Presently, the virus is aggressively spreading into North and South America. The problem is partly due to ubiquitous international trafficking of crop varieties, though among geminiviruses, the geographical range — particularly of TYLCV-IL — is uncommonly broad. This highly invasive strain appears to have been introduced to the Americas, once from Australia and at least thrice from East Asia.

Infection sequence

While some notorious viruses (influenza, Ebola, HIV) may be spread through aerosol transmission or bodily fluids, many viral pathogens infecting plants and animals require a vector to pierce protective flesh or abrade plant tissue in order to introduce the viral particles or virions into cells. TYLCV is one such virus, requiring an insect intermediary to complete the infection process.

The disease is transmitted by the silverleaf whitefly, which acquires the virus after feeding on an infected plant for 15-30 minutes. After a latent period within the insect of 18-24 hours, the virus will be transmissible and a single whitefly may infect multiple plants. Large swarms of whiteflies can move between crops, causing rapid and far-reaching devastation. Some evidence suggests whiteflies may be able to pass on the virus to offspring, though this remains speculative.

Symptoms of viral infection by TYLCV include stunted plants with affected leaves showing curling, discoloration and deformation. The younger the plants are at the time of infection, the more severe is the reduction in yield. 

Over long distances, the virus is primarily spread through the movement of infected plants. Since symptoms can take up to three weeks to develop, infected specimens often go unnoticed. Whitefly carriers of the virus also often hitchhike with plants, providing another means of long-range viral migration.

Evading resistance

Viruses like TYLCV can mutate rapidly. When two or more variants of the virus enter plant cells, they may swap portions of genomes, known as recombination.

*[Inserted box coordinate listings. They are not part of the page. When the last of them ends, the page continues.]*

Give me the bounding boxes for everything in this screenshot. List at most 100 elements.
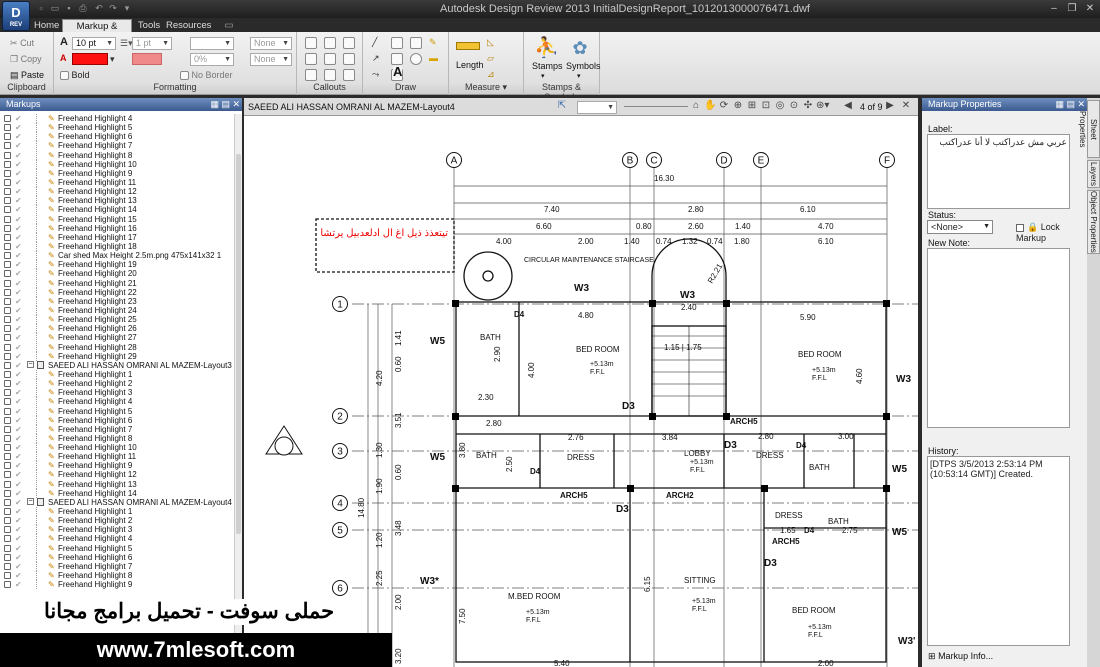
tree-item-row[interactable]: ✔ ✎ Freehand Highlight 8 (0, 571, 234, 581)
tree-item-row[interactable]: ✔ ✎ Freehand Highlight 5 (0, 123, 234, 133)
orbit-icon[interactable]: ⟳ (718, 100, 730, 112)
check-icon[interactable]: ✔ (15, 379, 22, 388)
lock-icon[interactable] (4, 535, 11, 543)
lock-icon[interactable] (4, 434, 11, 442)
callout-note-button[interactable] (324, 52, 336, 65)
check-icon[interactable]: ✔ (15, 534, 22, 543)
tree-item-row[interactable]: ✔ ✎ Freehand Highlight 27 (0, 333, 234, 343)
perimeter-tool-icon[interactable]: ⊿ (487, 68, 495, 80)
lock-icon[interactable] (4, 215, 11, 223)
check-icon[interactable]: ✔ (15, 324, 22, 333)
new-note-field[interactable] (927, 248, 1070, 428)
tab-markup-measure[interactable]: Markup & Measure (62, 19, 132, 45)
lock-icon[interactable] (4, 471, 11, 479)
check-icon[interactable]: ✔ (15, 498, 22, 507)
check-icon[interactable]: ✔ (15, 489, 22, 498)
zoom-rect-icon[interactable]: ⊞ (746, 100, 758, 112)
lock-icon[interactable] (4, 252, 11, 260)
close-icon[interactable]: ✕ (1082, 2, 1098, 15)
pan-icon[interactable]: ✋ (704, 100, 716, 112)
check-icon[interactable]: ✔ (15, 525, 22, 534)
lock-icon[interactable] (4, 398, 11, 406)
panel-controls[interactable]: ▦ ▤ ✕ (1055, 98, 1085, 111)
callout-star-button[interactable] (343, 68, 355, 81)
pencil-icon[interactable]: ✎ (429, 36, 437, 48)
look-icon[interactable]: ◎ (774, 100, 786, 112)
next-page-icon[interactable]: ▶ (884, 100, 896, 112)
symbols-button[interactable]: Symbols (566, 60, 601, 72)
lock-icon[interactable] (4, 169, 11, 177)
lock-icon[interactable] (4, 526, 11, 534)
fit-window-icon[interactable]: ⊡ (760, 100, 772, 112)
lock-markup-checkbox[interactable]: 🔒 Lock Markup (1016, 222, 1087, 243)
select-icon[interactable]: ⇱ (556, 100, 568, 112)
rectangle-tool-button[interactable] (391, 36, 403, 49)
lock-icon[interactable] (4, 151, 11, 159)
line-tool-icon[interactable]: ╱ (372, 36, 377, 48)
tree-group-row[interactable]: ✔ − SAEED ALI HASSAN OMRANI AL MAZEM-Layou… (0, 360, 234, 370)
check-icon[interactable]: ✔ (15, 123, 22, 132)
lock-icon[interactable] (4, 206, 11, 214)
lock-icon[interactable] (4, 124, 11, 132)
font-size-select[interactable]: 10 pt ▼ (72, 37, 116, 50)
markup-info-button[interactable]: ⊞ Markup Info... (928, 651, 993, 662)
zoom-icon[interactable]: ⊕ (732, 100, 744, 112)
chevron-down-icon[interactable]: ▾ (110, 53, 115, 65)
check-icon[interactable]: ✔ (15, 132, 22, 141)
tree-item-row[interactable]: ✔ ✎ Freehand Highlight 9 (0, 461, 234, 471)
lock-icon[interactable] (4, 261, 11, 269)
cloud-tool-button[interactable] (410, 36, 422, 49)
lock-icon[interactable] (4, 462, 11, 470)
check-icon[interactable]: ✔ (15, 388, 22, 397)
lock-icon[interactable] (4, 197, 11, 205)
scrollbar-thumb[interactable] (236, 154, 241, 534)
tree-item-row[interactable]: ✔ ✎ Freehand Highlight 3 (0, 525, 234, 535)
check-icon[interactable]: ✔ (15, 160, 22, 169)
lock-icon[interactable] (4, 178, 11, 186)
tree-item-row[interactable]: ✔ ✎ Freehand Highlight 13 (0, 196, 234, 206)
bold-toggle[interactable]: Bold (60, 69, 90, 81)
check-icon[interactable]: ✔ (15, 425, 22, 434)
lock-icon[interactable] (4, 188, 11, 196)
app-menu-button[interactable]: D REV (2, 1, 30, 31)
check-icon[interactable]: ✔ (15, 361, 22, 370)
check-icon[interactable]: ✔ (15, 343, 22, 352)
tree-item-row[interactable]: ✔ ✎ Freehand Highlight 7 (0, 424, 234, 434)
check-icon[interactable]: ✔ (15, 470, 22, 479)
lock-icon[interactable] (4, 416, 11, 424)
tree-item-row[interactable]: ✔ ✎ Freehand Highlight 7 (0, 141, 234, 151)
opacity-select[interactable]: 0% ▼ (190, 53, 234, 66)
walk-icon[interactable]: ⊙ (788, 100, 800, 112)
tree-item-row[interactable]: ✔ ✎ Freehand Highlight 2 (0, 379, 234, 389)
lock-icon[interactable] (4, 489, 11, 497)
fill-color-swatch[interactable] (132, 53, 162, 65)
tab-sheet-properties[interactable]: Sheet Properties (1078, 100, 1100, 158)
check-icon[interactable]: ✔ (15, 571, 22, 580)
tree-item-row[interactable]: ✔ ✎ Freehand Highlight 13 (0, 479, 234, 489)
tree-item-row[interactable]: ✔ ✎ Freehand Highlight 4 (0, 114, 234, 123)
lock-icon[interactable] (4, 142, 11, 150)
text-tool-button[interactable]: A (393, 65, 403, 78)
status-select[interactable]: <None> ▼ (927, 220, 993, 234)
tab-layers[interactable]: Layers (1087, 160, 1100, 188)
lock-icon[interactable] (4, 370, 11, 378)
lock-icon[interactable] (4, 279, 11, 287)
check-icon[interactable]: ✔ (15, 114, 22, 123)
stamps-button[interactable]: Stamps (532, 60, 563, 72)
check-icon[interactable]: ✔ (15, 434, 22, 443)
undo-icon[interactable]: ↶ (94, 3, 104, 14)
highlighter-icon[interactable]: ▬ (429, 52, 438, 64)
tab-object-properties[interactable]: Object Properties (1087, 190, 1100, 254)
end-arrow-select[interactable]: None ▼ (250, 53, 292, 66)
arrowhead-select[interactable]: None ▼ (250, 37, 292, 50)
line-weight-select[interactable]: 1 pt ▼ (132, 37, 172, 50)
lock-icon[interactable] (4, 115, 11, 122)
callout-rect-button[interactable] (324, 36, 336, 49)
callout-oval-button[interactable] (343, 36, 355, 49)
tree-item-row[interactable]: ✔ ✎ Freehand Highlight 14 (0, 488, 234, 498)
polyline-icon[interactable]: ⤳ (372, 68, 379, 80)
check-icon[interactable]: ✔ (15, 397, 22, 406)
check-icon[interactable]: ✔ (15, 251, 22, 260)
tree-item-row[interactable]: ✔ ✎ Freehand Highlight 25 (0, 315, 234, 325)
lock-icon[interactable] (4, 160, 11, 168)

Through recombination, viruses aggressively shuffle the genetic deck, in the process producing novel strains capable of outwitting hybridized plant resistance.

Using phylogeography, Varsani and his colleagues describe in detail the complex variables affecting past and present-day global migrations of TYLCV. While epidemics in Australia and China are the likely result of multiple independent viral introductions from the East Asian region around Japan and Korea, the New Caledonian epidemic is derived from a variant from the western Mediterranean region and the Mauritian epidemic by a variant from the neighboring island of Reunion. Research suggests that intercontinental scale movements of TYLCV to East Asia have temporarily ceased, while long-distance movements to the Americas and Australia are likely ongoing.

Varsani notes that a better understanding of transmission dynamics and global pathways of migration will be required in order to develop better methods of control. Conditions for viral transmission are rapidly changing as humans come in greater contact with each other and with habitats harboring pathogens and global travel speeds up viral transmission and evolution.  

At the same time, ancient viruses may be poised to re-emerge as environmental conditions change; for example, the exposure of unknown viruses locked in permafrost and released due to global climate change — another area of active research by Varsani and his colleagues.